# Electronic Program Guide.



## bravo (Feb 3, 2005)

"Recorder and Phone Setup". "Make Daily Call Now". It downloads the EPG and starts sorting it out after downloading. About 20 mins from the end it fails sorting it out, with the message "Failed While Loading Series". I have never had this message before. Has occurred the past 4 times, both in the evenings and in the morning. No other programs being 'saved'. I have had a failure to download or sort but never before with this message. I Download the EPG about once a week. Any help please. Thank you very much.
Bravo.


----------



## OzSat (Feb 15, 2001)

Sound as if the database is correct.

It may be a Guided Setup is required to fix.


----------



## mikerr (Jun 2, 2005)

This seems to be corrupted guide data, and doesn't fix itself by repeated calls.

If a standard guided setup doesn't work, you may have to run guided setup once as aerial-only,
then again reverting to your normal setup in order to clear out the guide data.


----------



## Pete77 (Aug 1, 2006)

mikerr said:


> This seems to be corrupted guide data, and doesn't fix itself by repeated calls.
> 
> If a standard guided setup doesn't work, you may have to run guided setup once as aerial-only,
> then again reverting to your normal setup in order to clear out the guide data.

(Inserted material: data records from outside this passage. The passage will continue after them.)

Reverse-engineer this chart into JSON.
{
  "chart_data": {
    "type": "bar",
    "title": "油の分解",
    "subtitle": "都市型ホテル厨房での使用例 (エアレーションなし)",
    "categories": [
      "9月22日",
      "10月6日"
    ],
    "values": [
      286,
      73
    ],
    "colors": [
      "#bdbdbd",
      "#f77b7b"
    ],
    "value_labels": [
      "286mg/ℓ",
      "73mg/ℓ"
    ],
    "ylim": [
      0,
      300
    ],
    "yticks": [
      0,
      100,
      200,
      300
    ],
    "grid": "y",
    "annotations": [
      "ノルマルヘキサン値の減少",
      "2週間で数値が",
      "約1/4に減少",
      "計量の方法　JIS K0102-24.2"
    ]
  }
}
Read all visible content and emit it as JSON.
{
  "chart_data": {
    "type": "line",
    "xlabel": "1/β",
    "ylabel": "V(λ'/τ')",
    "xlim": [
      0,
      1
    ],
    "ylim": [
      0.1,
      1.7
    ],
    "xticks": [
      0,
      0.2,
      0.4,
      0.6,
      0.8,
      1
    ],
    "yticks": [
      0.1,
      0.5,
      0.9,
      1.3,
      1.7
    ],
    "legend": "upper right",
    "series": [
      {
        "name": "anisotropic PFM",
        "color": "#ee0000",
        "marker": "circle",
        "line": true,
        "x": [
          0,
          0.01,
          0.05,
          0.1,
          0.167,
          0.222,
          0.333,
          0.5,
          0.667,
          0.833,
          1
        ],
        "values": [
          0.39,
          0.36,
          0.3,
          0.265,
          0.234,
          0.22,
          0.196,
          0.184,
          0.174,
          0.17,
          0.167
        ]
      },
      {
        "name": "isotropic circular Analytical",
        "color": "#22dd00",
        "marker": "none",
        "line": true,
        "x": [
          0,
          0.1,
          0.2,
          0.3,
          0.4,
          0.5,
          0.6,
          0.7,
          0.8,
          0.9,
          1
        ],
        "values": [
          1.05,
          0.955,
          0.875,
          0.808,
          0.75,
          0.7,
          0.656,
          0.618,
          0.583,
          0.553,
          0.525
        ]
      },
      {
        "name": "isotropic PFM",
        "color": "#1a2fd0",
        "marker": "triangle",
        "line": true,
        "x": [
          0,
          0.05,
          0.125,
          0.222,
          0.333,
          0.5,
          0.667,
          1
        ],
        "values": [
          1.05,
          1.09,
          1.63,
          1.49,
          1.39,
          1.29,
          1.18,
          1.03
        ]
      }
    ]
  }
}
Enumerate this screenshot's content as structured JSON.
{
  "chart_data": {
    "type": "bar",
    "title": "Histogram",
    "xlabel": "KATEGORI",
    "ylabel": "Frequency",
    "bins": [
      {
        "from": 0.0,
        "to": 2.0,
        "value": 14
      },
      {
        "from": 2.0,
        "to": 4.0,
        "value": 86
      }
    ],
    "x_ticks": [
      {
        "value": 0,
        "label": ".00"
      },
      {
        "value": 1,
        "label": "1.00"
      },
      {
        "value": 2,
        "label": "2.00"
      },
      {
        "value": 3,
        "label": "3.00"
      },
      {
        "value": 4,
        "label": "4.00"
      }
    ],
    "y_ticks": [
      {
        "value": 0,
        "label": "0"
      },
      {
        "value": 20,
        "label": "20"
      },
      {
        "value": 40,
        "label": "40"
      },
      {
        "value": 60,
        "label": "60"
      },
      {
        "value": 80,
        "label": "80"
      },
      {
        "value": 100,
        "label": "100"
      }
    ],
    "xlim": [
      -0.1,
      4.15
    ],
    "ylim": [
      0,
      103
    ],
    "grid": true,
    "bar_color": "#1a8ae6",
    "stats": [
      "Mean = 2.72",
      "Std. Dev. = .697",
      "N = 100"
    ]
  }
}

Not forgetting to both Soft reboot the Tivo through the menus and then also hard reboot it by pulling the power at Powering Up once each Guided Setup to Aerial and all accompanying reindexing (takes several hours) is complete. Same thing after going back from Tivo to your normal program source.

Or if normally on aerial only change to Freeview + aerial and then back to aerial only.


----------



## TCM2007 (Dec 25, 2006)

Pete77 said:


> Not forgetting to both Soft reboot the Tivo through the menus and then also hard reboot it by pulling the power at Powering Up once each Guided Setup to Aerial and all accompanying reindexing (takes several hours) is complete. Same thing after going back from Tivo to your normal program source.
> .


And close one eye, keep one hand behind you back and shout "White Rabbits" three times when you hit the final thumbs down.

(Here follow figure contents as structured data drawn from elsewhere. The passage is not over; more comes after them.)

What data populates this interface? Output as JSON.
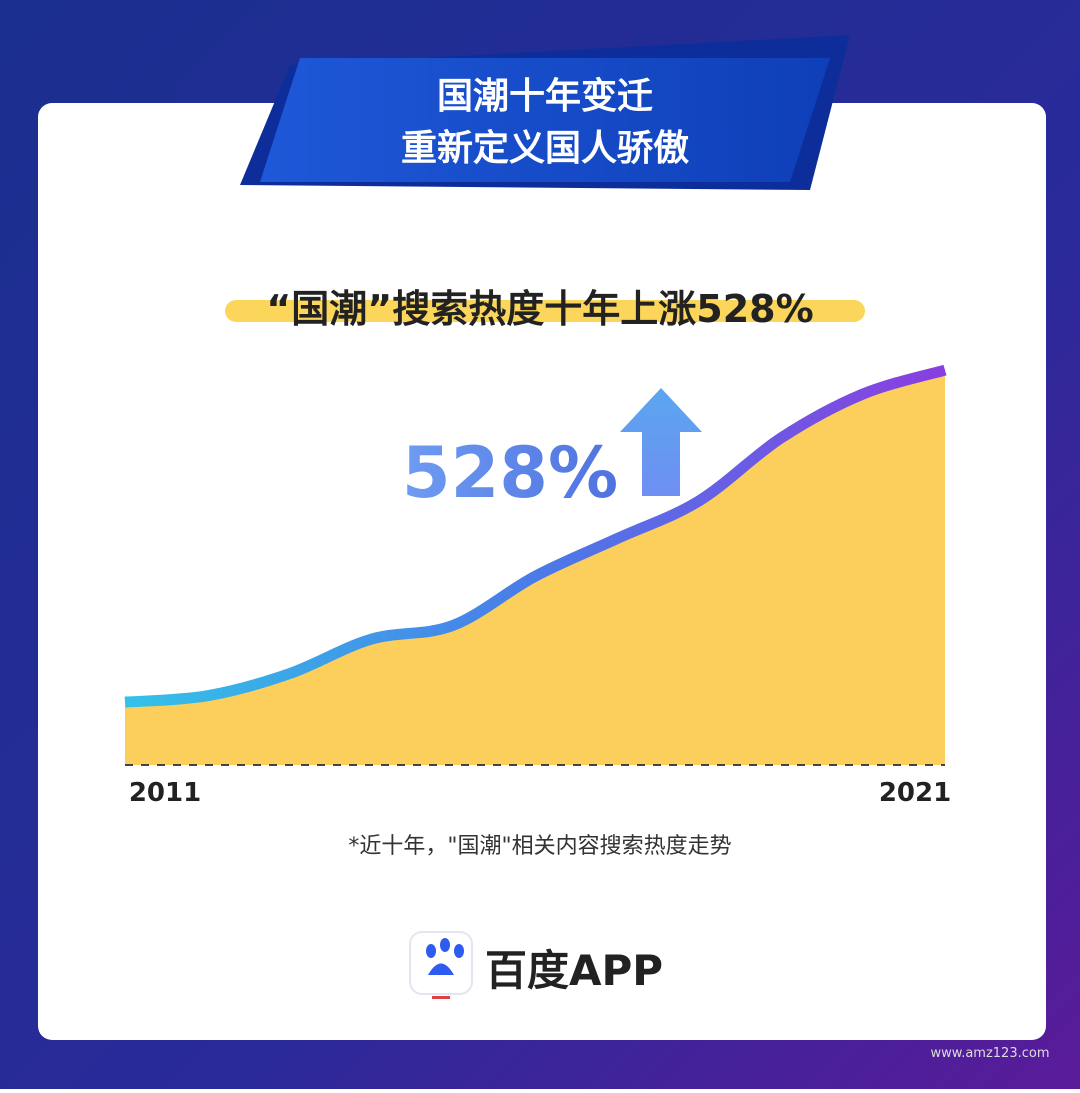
{
  "header": {
    "title_line1": "国潮十年变迁",
    "title_line2": "重新定义国人骄傲"
  },
  "chart_data": {
    "type": "line",
    "title": "“国潮”搜索热度十年上涨528%",
    "annotation": "528%",
    "categories": [
      "2011",
      null,
      null,
      null,
      null,
      null,
      null,
      null,
      null,
      null,
      "2021"
    ],
    "series": [
      {
        "name": null,
        "color": "#5b7cf0",
        "values": [
          100,
          110,
          145,
          200,
          222,
          300,
          360,
          420,
          520,
          590,
          628
        ]
      }
    ],
    "ylim": [
      0,
      660
    ],
    "area_color": "#fcc94a",
    "note": "*近十年，\"国潮\"相关内容搜索热度走势"
  },
  "footer": {
    "brand": "百度APP",
    "watermark": "www.amz123.com"
  }
}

(You correctly surmise that I don't think Pete's little reboot ritual has the slightest effect)


----------



## Pete77 (Aug 1, 2006)

TCM2007 said:


> (You correctly surmise that I don't think Pete's little reboot ritual has the slightest effect)


You forgot to mention holding the all important four leaf clover at the same time.

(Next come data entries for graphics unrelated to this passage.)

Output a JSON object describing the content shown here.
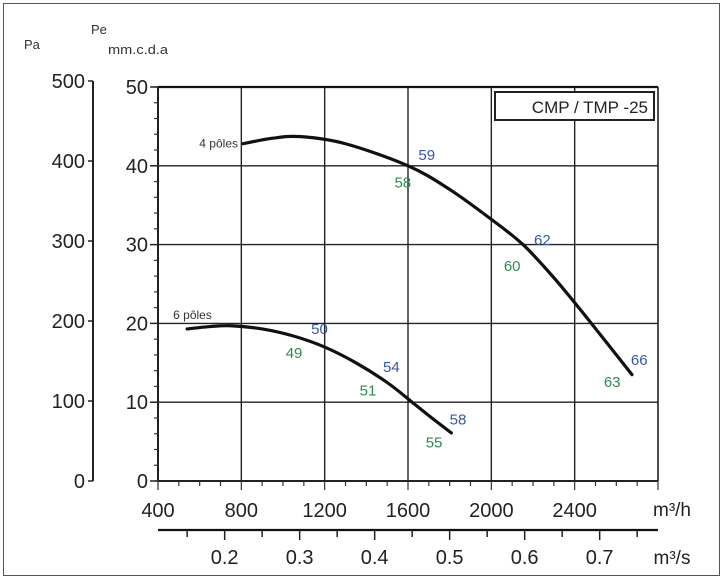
{
  "chart_data": {
    "type": "line",
    "title": "CMP / TMP -25",
    "xlabel": "m³/h",
    "x2label": "m³/s",
    "ylabel_left": "Pa",
    "ylabel_right_top": "Pe",
    "ylabel_right": "mm.c.d.a",
    "xlim": [
      400,
      2800
    ],
    "ylim": [
      0,
      50
    ],
    "ylim_pa": [
      0,
      500
    ],
    "x_ticks": [
      "400",
      "800",
      "1200",
      "1600",
      "2000",
      "2400"
    ],
    "x_tick_values": [
      400,
      800,
      1200,
      1600,
      2000,
      2400
    ],
    "x2_ticks": [
      "0.2",
      "0.3",
      "0.4",
      "0.5",
      "0.6",
      "0.7"
    ],
    "x2_tick_values": [
      0.2,
      0.3,
      0.4,
      0.5,
      0.6,
      0.7
    ],
    "y_ticks": [
      "0",
      "10",
      "20",
      "30",
      "40",
      "50"
    ],
    "y_tick_values": [
      0,
      10,
      20,
      30,
      40,
      50
    ],
    "y_pa_ticks": [
      "0",
      "100",
      "200",
      "300",
      "400",
      "500"
    ],
    "y_pa_tick_values": [
      0,
      100,
      200,
      300,
      400,
      500
    ],
    "grid": true,
    "legend": "top-right",
    "colors": {
      "curve": "#111111",
      "label_blue": "#3a56a8",
      "label_green": "#2f8a52",
      "grid": "#222222"
    },
    "series": [
      {
        "name": "4 pôles",
        "x": [
          808,
          950,
          1086,
          1300,
          1600,
          1800,
          2000,
          2152,
          2300,
          2450,
          2675
        ],
        "y": [
          42.8,
          43.5,
          43.7,
          42.8,
          40.0,
          37.0,
          33.2,
          30.0,
          25.8,
          21.0,
          13.5
        ],
        "annotations": [
          {
            "text": "59",
            "color": "blue",
            "x": 1690,
            "y": 41.5
          },
          {
            "text": "58",
            "color": "green",
            "x": 1575,
            "y": 38.0
          },
          {
            "text": "62",
            "color": "blue",
            "x": 2245,
            "y": 30.7
          },
          {
            "text": "60",
            "color": "green",
            "x": 2100,
            "y": 27.4
          },
          {
            "text": "66",
            "color": "blue",
            "x": 2710,
            "y": 15.5
          },
          {
            "text": "63",
            "color": "green",
            "x": 2580,
            "y": 12.7
          }
        ]
      },
      {
        "name": "6 pôles",
        "x": [
          540,
          650,
          750,
          900,
          1050,
          1200,
          1350,
          1500,
          1620,
          1700,
          1808
        ],
        "y": [
          19.3,
          19.6,
          19.7,
          19.3,
          18.4,
          17.0,
          15.0,
          12.5,
          10.0,
          8.3,
          6.1
        ],
        "annotations": [
          {
            "text": "50",
            "color": "blue",
            "x": 1175,
            "y": 19.4
          },
          {
            "text": "49",
            "color": "green",
            "x": 1053,
            "y": 16.4
          },
          {
            "text": "54",
            "color": "blue",
            "x": 1520,
            "y": 14.6
          },
          {
            "text": "51",
            "color": "green",
            "x": 1408,
            "y": 11.6
          },
          {
            "text": "58",
            "color": "blue",
            "x": 1840,
            "y": 7.9
          },
          {
            "text": "55",
            "color": "green",
            "x": 1725,
            "y": 5.0
          }
        ]
      }
    ]
  }
}
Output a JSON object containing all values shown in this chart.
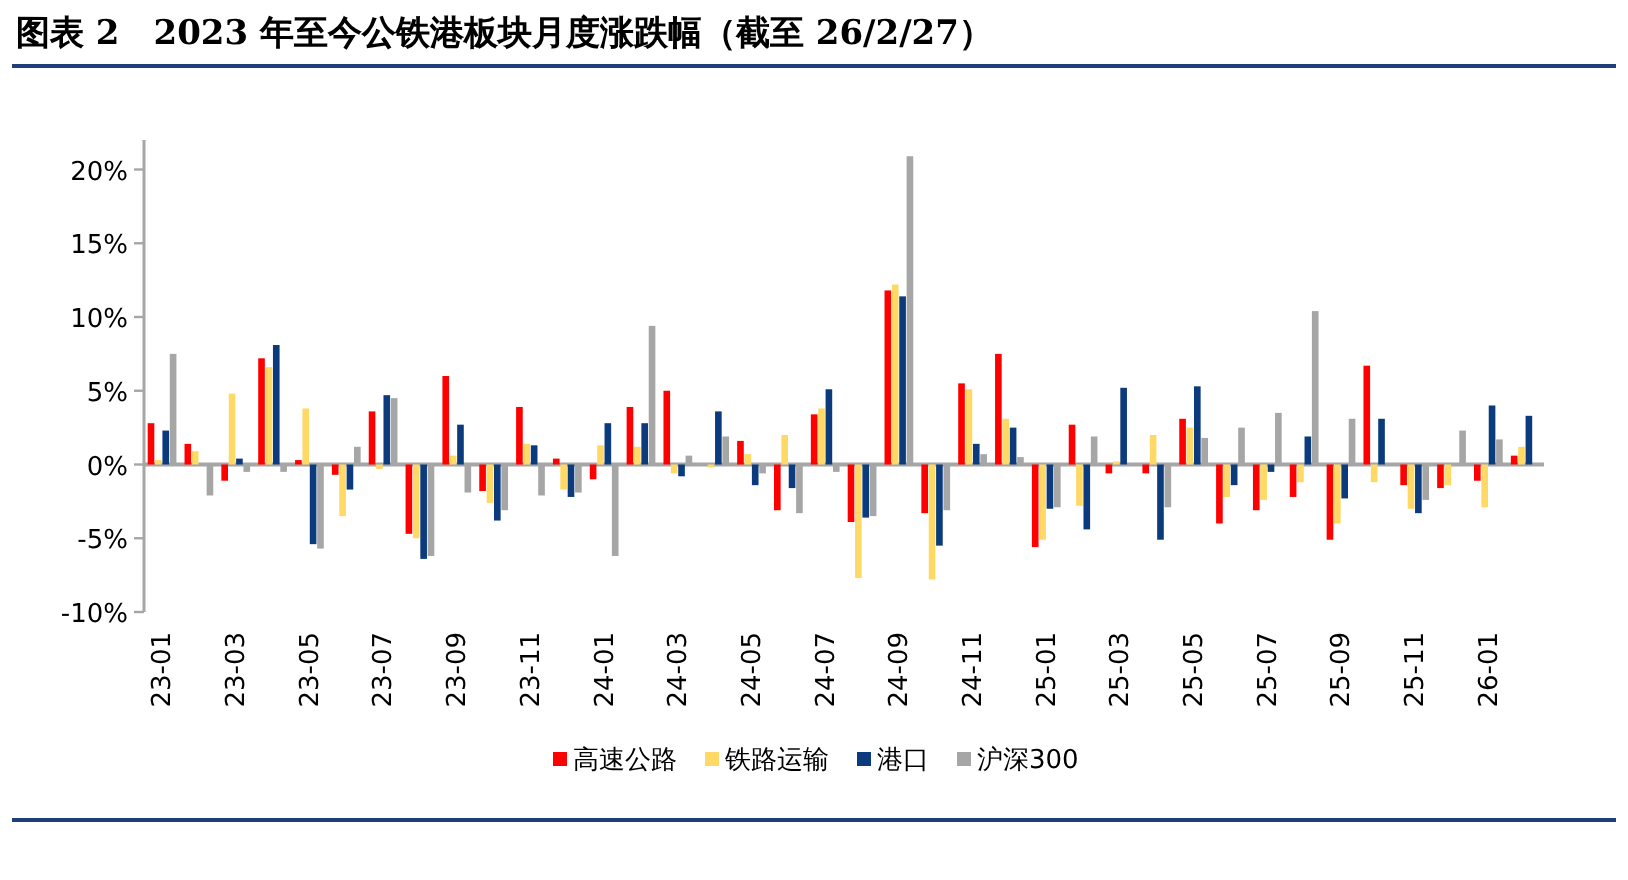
{
  "chart_data": {
    "type": "bar",
    "title": "图表 2　2023 年至今公铁港板块月度涨跌幅（截至 26/2/27）",
    "categories": [
      "23-01",
      null,
      "23-03",
      null,
      "23-05",
      null,
      "23-07",
      null,
      "23-09",
      null,
      "23-11",
      null,
      "24-01",
      null,
      "24-03",
      null,
      "24-05",
      null,
      "24-07",
      null,
      "24-09",
      null,
      "24-11",
      null,
      "25-01",
      null,
      "25-03",
      null,
      "25-05",
      null,
      "25-07",
      null,
      "25-09",
      null,
      "25-11",
      null,
      "26-01",
      null
    ],
    "series": [
      {
        "name": "高速公路",
        "color": "#ff0000",
        "values": [
          2.8,
          1.4,
          -1.1,
          7.2,
          0.3,
          -0.7,
          3.6,
          -4.7,
          6.0,
          -1.8,
          3.9,
          0.4,
          -1.0,
          3.9,
          5.0,
          0,
          1.6,
          -3.1,
          3.4,
          -3.9,
          11.8,
          -3.3,
          5.5,
          7.5,
          -5.6,
          2.7,
          -0.6,
          -0.6,
          3.1,
          -4.0,
          -3.1,
          -2.2,
          -5.1,
          6.7,
          -1.4,
          -1.6,
          -1.1,
          0.6
        ]
      },
      {
        "name": "铁路运输",
        "color": "#ffd966",
        "values": [
          0.3,
          0.9,
          4.8,
          6.6,
          3.8,
          -3.5,
          -0.3,
          -5.0,
          0.6,
          -2.6,
          1.4,
          -1.7,
          1.3,
          1.2,
          -0.6,
          -0.2,
          0.7,
          2.0,
          3.8,
          -7.7,
          12.2,
          -7.8,
          5.1,
          3.1,
          -5.1,
          -2.8,
          0.2,
          2.0,
          2.5,
          -2.2,
          -2.4,
          -1.2,
          -4.0,
          -1.2,
          -3.0,
          -1.4,
          -2.9,
          1.2
        ]
      },
      {
        "name": "港口",
        "color": "#0b3b7c",
        "values": [
          2.3,
          0,
          0.4,
          8.1,
          -5.4,
          -1.7,
          4.7,
          -6.4,
          2.7,
          -3.8,
          1.3,
          -2.2,
          2.8,
          2.8,
          -0.8,
          3.6,
          -1.4,
          -1.6,
          5.1,
          -3.6,
          11.4,
          -5.5,
          1.4,
          2.5,
          -3.0,
          -4.4,
          5.2,
          -5.1,
          5.3,
          -1.4,
          -0.5,
          1.9,
          -2.3,
          3.1,
          -3.3,
          0,
          4.0,
          3.3
        ]
      },
      {
        "name": "沪深300",
        "color": "#a6a6a6",
        "values": [
          7.5,
          -2.1,
          -0.5,
          -0.5,
          -5.7,
          1.2,
          4.5,
          -6.2,
          -1.9,
          -3.1,
          -2.1,
          -1.9,
          -6.2,
          9.4,
          0.6,
          1.9,
          -0.6,
          -3.3,
          -0.5,
          -3.5,
          20.9,
          -3.1,
          0.7,
          0.5,
          -2.9,
          1.9,
          0,
          -2.9,
          1.8,
          2.5,
          3.5,
          10.4,
          3.1,
          0,
          -2.4,
          2.3,
          1.7,
          0
        ]
      }
    ],
    "ylim": [
      -10,
      22
    ],
    "yticks": [
      {
        "value": -10,
        "label": "-10%"
      },
      {
        "value": -5,
        "label": "-5%"
      },
      {
        "value": 0,
        "label": "0%"
      },
      {
        "value": 5,
        "label": "5%"
      },
      {
        "value": 10,
        "label": "10%"
      },
      {
        "value": 15,
        "label": "15%"
      },
      {
        "value": 20,
        "label": "20%"
      }
    ],
    "legend": "bottom"
  }
}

Strangely blindlemon has previously concurred with what you regard as being my pointless rituals as a likely solution to the problem.


----------



## blindlemon (May 12, 2002)

Pete77 said:


> Strangely blindlemon has previously concurred with what you regard as being my pointless rituals


Where? Can you post a link to the full post please?

I have definitely suggested the aerial-only and then back to normal trick, but I don't remember anything about white rabbits


----------



## mikerr (Jun 2, 2005)

Sure you haven't mentioned closing one eye, *blind*lemon ?


----------



## Pete77 (Aug 1, 2006)

blindlemon said:


> Where? Can you post a link to the full post please?
> 
> I have definitely suggested the aerial-only and then back to normal trick, but I don't remember anything about white rabbits


I thought you also believed a reboot before running guided setup to change between platforms and then before changing back again was a helpful additional procedure to clear out any junk or undesirable crashed or resource hogging programs floating around in the Tivo's memory?

I won't mention the need to also have a lepricorn's blessing too if you don't.


----------



## blindlemon (May 12, 2002)

Pete77 said:


> I thought you also believed a reboot before running guided setup to change between platforms and then before changing back again was a helpful additional procedure to clear out any junk or undesirable crashed or resource hogging programs floating around in the Tivo's memory?


I can see where you're coming from and thinking about it now I don't entirely disagree. That's not to say I would recommend it myself though and I certainly don't recall ever posting to that effect.


----------